Cardiovascular disease in our arteries can begin as early as our teenage years.
Often a body’s resistance to insulin, which is a natural hormone produced by the pancreas, leads to Type 2 diabetes and disease in your blood vessels. Insulin resistance can also result in eventual cardiovascular disease significant enough to cause a heart attack or stroke.
Other factors can harm your arteries as well, and most heart attacks and strokes are the end result of that damaged condition. Yet the problem develops so gradually and so silently that six of every ten Americans who have suffered a heart attack never knew they had cardiovascular disease.
Blood clots cause the majority of heart attacks and all ischemic strokes. (An ischemic stroke happens when an artery in your brain is blocked.)

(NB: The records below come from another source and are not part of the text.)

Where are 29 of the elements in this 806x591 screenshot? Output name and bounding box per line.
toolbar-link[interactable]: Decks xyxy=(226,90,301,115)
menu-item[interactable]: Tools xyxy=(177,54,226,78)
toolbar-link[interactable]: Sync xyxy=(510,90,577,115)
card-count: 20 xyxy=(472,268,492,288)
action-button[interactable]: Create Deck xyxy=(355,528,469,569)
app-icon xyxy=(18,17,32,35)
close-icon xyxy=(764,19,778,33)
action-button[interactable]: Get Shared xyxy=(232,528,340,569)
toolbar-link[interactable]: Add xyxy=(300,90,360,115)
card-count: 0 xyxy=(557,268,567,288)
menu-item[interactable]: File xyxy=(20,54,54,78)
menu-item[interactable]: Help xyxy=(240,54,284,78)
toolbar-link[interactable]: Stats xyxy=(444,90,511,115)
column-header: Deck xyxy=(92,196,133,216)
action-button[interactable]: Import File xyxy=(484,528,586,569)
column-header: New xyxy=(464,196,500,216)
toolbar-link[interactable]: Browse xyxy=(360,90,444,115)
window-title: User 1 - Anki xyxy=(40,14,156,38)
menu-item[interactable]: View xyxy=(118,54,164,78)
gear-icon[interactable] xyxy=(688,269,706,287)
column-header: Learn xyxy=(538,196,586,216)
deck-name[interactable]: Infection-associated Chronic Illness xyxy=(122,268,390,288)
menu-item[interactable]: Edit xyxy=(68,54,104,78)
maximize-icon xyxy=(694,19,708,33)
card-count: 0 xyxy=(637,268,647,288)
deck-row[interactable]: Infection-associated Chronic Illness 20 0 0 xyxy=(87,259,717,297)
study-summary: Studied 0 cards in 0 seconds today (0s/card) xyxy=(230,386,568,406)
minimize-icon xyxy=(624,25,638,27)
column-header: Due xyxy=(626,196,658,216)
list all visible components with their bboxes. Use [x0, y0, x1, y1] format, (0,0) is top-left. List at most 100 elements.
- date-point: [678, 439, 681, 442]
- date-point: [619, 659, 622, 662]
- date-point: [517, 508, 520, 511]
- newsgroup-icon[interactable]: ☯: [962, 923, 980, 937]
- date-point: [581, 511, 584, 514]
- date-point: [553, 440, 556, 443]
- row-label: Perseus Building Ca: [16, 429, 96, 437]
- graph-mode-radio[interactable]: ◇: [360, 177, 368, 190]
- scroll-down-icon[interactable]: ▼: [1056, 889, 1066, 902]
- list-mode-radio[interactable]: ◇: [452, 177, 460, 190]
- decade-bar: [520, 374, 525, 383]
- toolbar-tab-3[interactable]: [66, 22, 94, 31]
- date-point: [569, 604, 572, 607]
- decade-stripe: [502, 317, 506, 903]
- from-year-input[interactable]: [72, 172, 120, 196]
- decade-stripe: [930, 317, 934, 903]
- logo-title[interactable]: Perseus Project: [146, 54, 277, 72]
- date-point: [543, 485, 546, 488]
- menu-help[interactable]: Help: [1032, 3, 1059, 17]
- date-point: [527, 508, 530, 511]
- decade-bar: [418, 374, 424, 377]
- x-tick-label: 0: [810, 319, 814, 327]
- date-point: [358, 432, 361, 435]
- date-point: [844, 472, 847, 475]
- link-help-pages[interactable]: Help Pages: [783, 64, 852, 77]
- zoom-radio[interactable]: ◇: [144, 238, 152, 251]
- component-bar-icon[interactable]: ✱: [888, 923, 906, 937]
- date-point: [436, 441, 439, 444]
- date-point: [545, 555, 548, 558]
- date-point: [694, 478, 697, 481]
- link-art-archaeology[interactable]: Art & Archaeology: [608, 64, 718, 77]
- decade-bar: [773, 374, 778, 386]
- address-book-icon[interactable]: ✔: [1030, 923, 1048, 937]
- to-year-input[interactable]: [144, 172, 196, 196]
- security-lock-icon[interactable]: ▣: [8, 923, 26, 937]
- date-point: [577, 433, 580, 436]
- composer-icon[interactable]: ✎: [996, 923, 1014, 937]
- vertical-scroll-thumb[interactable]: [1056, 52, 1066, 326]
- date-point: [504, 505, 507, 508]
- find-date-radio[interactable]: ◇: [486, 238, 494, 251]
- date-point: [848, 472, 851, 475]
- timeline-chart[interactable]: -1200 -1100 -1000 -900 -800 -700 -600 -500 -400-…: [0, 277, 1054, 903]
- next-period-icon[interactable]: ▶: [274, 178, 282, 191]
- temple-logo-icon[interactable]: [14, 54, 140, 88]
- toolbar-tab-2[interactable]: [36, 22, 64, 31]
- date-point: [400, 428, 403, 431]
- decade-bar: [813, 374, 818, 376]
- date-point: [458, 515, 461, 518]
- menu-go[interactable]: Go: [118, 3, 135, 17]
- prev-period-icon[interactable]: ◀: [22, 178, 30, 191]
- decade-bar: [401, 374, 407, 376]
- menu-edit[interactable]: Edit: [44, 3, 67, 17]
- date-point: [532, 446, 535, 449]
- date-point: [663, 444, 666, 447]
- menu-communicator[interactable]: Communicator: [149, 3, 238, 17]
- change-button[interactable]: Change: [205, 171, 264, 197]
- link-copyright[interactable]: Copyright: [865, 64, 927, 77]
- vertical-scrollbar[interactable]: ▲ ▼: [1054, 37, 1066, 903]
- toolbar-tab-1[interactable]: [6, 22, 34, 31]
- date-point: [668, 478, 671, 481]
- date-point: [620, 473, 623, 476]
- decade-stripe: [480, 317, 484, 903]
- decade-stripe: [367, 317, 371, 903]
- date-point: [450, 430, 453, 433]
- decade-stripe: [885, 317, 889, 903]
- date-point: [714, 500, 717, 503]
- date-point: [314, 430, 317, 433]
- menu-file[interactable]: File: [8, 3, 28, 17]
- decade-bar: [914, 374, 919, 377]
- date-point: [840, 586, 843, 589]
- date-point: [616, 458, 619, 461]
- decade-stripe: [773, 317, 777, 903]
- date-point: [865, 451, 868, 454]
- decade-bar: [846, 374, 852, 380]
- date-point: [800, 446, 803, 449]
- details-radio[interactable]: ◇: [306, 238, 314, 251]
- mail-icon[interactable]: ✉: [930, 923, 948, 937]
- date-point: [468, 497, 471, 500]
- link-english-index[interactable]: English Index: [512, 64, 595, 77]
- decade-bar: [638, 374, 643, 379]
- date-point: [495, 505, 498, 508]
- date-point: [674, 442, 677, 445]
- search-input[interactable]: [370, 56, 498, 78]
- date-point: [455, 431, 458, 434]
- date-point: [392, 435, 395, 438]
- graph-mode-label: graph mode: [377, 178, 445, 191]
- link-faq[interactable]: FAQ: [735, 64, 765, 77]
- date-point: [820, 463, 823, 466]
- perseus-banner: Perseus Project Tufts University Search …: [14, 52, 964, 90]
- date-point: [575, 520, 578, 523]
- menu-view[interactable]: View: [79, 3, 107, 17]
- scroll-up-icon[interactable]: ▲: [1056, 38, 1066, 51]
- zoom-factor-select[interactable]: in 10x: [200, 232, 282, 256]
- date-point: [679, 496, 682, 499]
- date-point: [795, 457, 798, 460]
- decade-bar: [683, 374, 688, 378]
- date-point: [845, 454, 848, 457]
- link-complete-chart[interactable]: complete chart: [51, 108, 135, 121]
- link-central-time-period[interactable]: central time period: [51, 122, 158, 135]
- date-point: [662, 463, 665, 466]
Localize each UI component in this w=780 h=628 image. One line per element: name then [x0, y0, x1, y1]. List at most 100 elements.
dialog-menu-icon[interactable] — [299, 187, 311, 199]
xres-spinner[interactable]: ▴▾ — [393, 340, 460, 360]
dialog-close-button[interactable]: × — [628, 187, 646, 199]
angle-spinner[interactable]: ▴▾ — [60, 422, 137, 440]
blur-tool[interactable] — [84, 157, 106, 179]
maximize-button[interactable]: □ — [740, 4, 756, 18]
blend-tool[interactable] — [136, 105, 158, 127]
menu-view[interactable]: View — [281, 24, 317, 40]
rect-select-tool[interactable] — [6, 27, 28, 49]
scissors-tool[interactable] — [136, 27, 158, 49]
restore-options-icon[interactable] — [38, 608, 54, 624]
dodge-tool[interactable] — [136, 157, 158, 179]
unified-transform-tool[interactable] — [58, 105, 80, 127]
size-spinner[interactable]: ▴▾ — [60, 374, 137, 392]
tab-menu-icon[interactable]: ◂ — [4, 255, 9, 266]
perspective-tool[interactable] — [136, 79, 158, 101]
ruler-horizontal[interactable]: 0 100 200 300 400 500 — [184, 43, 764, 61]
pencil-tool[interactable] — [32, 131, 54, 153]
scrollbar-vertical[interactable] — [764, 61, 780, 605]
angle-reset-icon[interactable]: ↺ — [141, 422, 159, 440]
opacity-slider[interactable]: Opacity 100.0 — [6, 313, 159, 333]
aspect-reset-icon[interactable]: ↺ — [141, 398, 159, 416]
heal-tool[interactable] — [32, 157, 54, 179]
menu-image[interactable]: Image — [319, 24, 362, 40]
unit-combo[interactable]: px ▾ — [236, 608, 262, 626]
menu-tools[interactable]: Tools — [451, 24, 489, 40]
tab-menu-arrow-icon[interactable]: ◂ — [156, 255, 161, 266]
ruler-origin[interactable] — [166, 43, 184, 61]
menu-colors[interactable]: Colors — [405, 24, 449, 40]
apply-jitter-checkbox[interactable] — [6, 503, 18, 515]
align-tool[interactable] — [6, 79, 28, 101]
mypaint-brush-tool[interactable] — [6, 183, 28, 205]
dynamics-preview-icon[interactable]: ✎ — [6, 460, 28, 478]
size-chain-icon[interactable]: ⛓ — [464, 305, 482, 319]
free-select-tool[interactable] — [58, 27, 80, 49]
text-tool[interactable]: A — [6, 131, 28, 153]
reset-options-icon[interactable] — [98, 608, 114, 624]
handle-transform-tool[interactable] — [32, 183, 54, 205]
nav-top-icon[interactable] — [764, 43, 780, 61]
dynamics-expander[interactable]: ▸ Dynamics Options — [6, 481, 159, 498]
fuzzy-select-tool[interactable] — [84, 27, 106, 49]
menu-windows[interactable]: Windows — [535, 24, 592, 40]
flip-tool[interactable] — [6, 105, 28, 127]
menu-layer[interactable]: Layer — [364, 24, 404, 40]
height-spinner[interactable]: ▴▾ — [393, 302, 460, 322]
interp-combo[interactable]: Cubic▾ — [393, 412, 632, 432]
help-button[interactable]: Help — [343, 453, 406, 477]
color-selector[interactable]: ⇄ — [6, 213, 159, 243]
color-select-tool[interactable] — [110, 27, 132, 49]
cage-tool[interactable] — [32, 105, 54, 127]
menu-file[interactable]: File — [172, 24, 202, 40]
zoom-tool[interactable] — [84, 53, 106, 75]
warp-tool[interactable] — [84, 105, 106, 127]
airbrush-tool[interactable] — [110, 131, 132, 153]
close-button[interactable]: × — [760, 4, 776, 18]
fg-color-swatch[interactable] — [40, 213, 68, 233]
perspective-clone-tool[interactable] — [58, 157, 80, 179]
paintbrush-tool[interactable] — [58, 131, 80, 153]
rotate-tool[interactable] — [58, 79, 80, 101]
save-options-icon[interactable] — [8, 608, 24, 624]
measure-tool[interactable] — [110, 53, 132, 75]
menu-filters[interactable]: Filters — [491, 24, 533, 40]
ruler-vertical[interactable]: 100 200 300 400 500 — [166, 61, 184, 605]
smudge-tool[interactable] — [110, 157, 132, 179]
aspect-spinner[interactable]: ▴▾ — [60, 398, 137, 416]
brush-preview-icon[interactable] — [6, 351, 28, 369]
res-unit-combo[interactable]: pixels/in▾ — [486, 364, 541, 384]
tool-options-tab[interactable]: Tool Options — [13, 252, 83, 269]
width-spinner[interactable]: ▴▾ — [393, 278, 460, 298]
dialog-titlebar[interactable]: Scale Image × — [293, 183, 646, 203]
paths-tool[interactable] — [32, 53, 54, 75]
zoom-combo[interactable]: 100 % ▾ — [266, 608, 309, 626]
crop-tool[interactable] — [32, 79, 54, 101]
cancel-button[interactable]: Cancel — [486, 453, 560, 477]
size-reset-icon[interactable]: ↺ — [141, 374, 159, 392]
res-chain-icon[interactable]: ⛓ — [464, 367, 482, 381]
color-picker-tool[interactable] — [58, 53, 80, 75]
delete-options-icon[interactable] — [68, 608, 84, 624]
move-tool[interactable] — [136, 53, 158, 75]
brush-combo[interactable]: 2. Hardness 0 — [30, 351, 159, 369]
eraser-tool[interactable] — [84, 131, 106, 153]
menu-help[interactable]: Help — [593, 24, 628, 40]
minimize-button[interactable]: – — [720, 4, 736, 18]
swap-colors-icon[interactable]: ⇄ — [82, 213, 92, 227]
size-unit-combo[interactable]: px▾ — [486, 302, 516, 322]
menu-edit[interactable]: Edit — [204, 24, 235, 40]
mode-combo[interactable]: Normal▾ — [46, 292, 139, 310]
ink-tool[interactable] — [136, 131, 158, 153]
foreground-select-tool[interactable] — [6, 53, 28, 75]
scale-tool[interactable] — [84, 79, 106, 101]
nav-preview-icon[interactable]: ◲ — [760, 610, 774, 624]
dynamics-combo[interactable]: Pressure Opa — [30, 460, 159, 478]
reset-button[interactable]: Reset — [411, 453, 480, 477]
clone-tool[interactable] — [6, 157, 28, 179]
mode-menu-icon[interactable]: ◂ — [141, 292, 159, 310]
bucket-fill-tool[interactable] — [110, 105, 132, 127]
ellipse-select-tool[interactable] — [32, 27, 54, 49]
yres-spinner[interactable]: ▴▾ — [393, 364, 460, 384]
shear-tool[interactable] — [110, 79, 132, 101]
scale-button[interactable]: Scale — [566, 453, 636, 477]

Clot formation is just the end of a long process of disease which begins as inflammation in the arteries incited by cholesterol. In response to the inflammation, plaque pushes its way under the artery lining, causing the arteries to thicken. A weakened artery will fight to hold in the unstable plaque, but the plaque can rupture without warning, breaking through the vessel wall. The body senses danger and rushes repair cells to the scene.
What happens next could change a life forever: Those repair cells form a blood clot, which blocks the artery. A clot the size of a baby aspirin can stop a heart or trigger a stroke.